Strength training helps keep you injury-free.

As we discussed earlier, running is a compounding sport, it places that eccentric strain on your muscles.

Strength training helps build the structures around the joints and helps make the joints stronger, allowing your body to sustain the load from running so much better. 

Strength training has massive effects on your running performance.

You will improve your running performance by not even running at all.

Strength training doesn’t yield instant improvements, in fact, in the short term, it makes you a little sore and takes you right out of your comfort zone.  – This is why so few people do strength training. 

When we say strength training, we mean resistance training – pushing your body against any form of resistance.

Any form of resistance training could be bodyweight, weight training, or even resistance bands. 

Ideally, you should be doing resistance training once or twice a week, as this is when you will reap the most benefits in your running. 

4. Consistency

We’re not talking about consistency in the way that you might think.

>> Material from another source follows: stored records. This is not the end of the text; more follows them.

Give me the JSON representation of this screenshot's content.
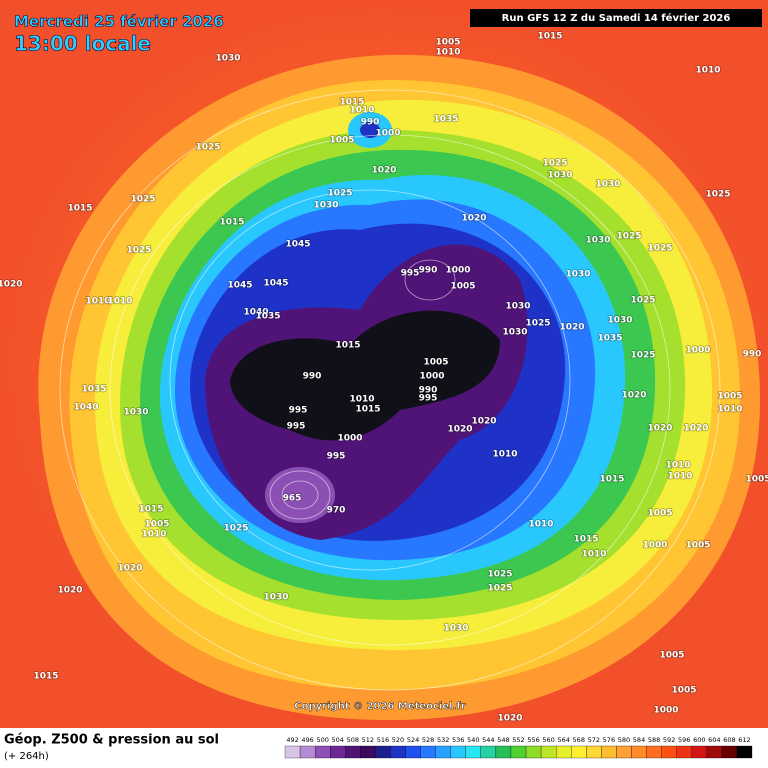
{
  "header": {
    "date": "Mercredi 25 février 2026",
    "time": "13:00 locale",
    "run": "Run GFS 12 Z du Samedi 14 février 2026"
  },
  "copyright": "Copyright © 2026 Meteociel.fr",
  "footer": {
    "title": "Géop. Z500 & pression au sol",
    "lead": "(+ 264h)"
  },
  "colorbar": {
    "values": [
      492,
      496,
      500,
      504,
      508,
      512,
      516,
      520,
      524,
      528,
      532,
      536,
      540,
      544,
      548,
      552,
      556,
      560,
      564,
      568,
      572,
      576,
      580,
      584,
      588,
      592,
      596,
      600,
      604,
      608,
      612
    ],
    "colors": [
      "#d9c4e6",
      "#b48cd2",
      "#8c50b4",
      "#6e2896",
      "#501478",
      "#3c0a5a",
      "#1e1e8c",
      "#1e32c8",
      "#1e50f0",
      "#2878ff",
      "#28a0ff",
      "#28c8ff",
      "#28e6f0",
      "#28d2a0",
      "#28be5a",
      "#50d232",
      "#8cdc28",
      "#bee628",
      "#e6f028",
      "#fff032",
      "#ffd732",
      "#ffbe32",
      "#ffa032",
      "#ff8c28",
      "#ff6e1e",
      "#ff5014",
      "#f03214",
      "#d21414",
      "#a00a0a",
      "#640000",
      "#000000"
    ]
  },
  "isobars": [
    1005,
    1010,
    1015,
    1030,
    1010,
    1015,
    1010,
    990,
    1000,
    1005,
    1035,
    1025,
    1020,
    1025,
    1030,
    1030,
    1025,
    1025,
    1025,
    1030,
    1015,
    1015,
    1020,
    1045,
    1025,
    995,
    990,
    1000,
    1005,
    1030,
    1025,
    1025,
    1030,
    1020,
    1045,
    1045,
    1030,
    1025,
    1020,
    1030,
    1025,
    1035,
    1025,
    1000,
    990,
    1030,
    1040,
    1035,
    1015,
    1005,
    990,
    1000,
    990,
    995,
    1035,
    1040,
    1030,
    995,
    1010,
    1015,
    995,
    1020,
    1020,
    1020,
    1005,
    1010,
    1000,
    995,
    1010,
    1020,
    1020,
    965,
    970,
    1015,
    1010,
    1010,
    1005,
    1015,
    1005,
    1010,
    1025,
    1010,
    1005,
    1015,
    1010,
    1000,
    1005,
    1020,
    1025,
    1025,
    1030,
    1020,
    1030,
    1005,
    1015,
    1005,
    1000,
    1020,
    1010,
    1010
  ]
}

You will notice if you look back at your running career that every time you have had a successful race it has come off the back of your most consistent training block. 

The consistency we are talking about comes from doing the right stuff day after day, week after week, and month after month. 

To achieve this type of consistency, you need to get the first 3 steps correct. 

This will allow you to achieve successful training block after successful training block to build on your past successes and improve for the future.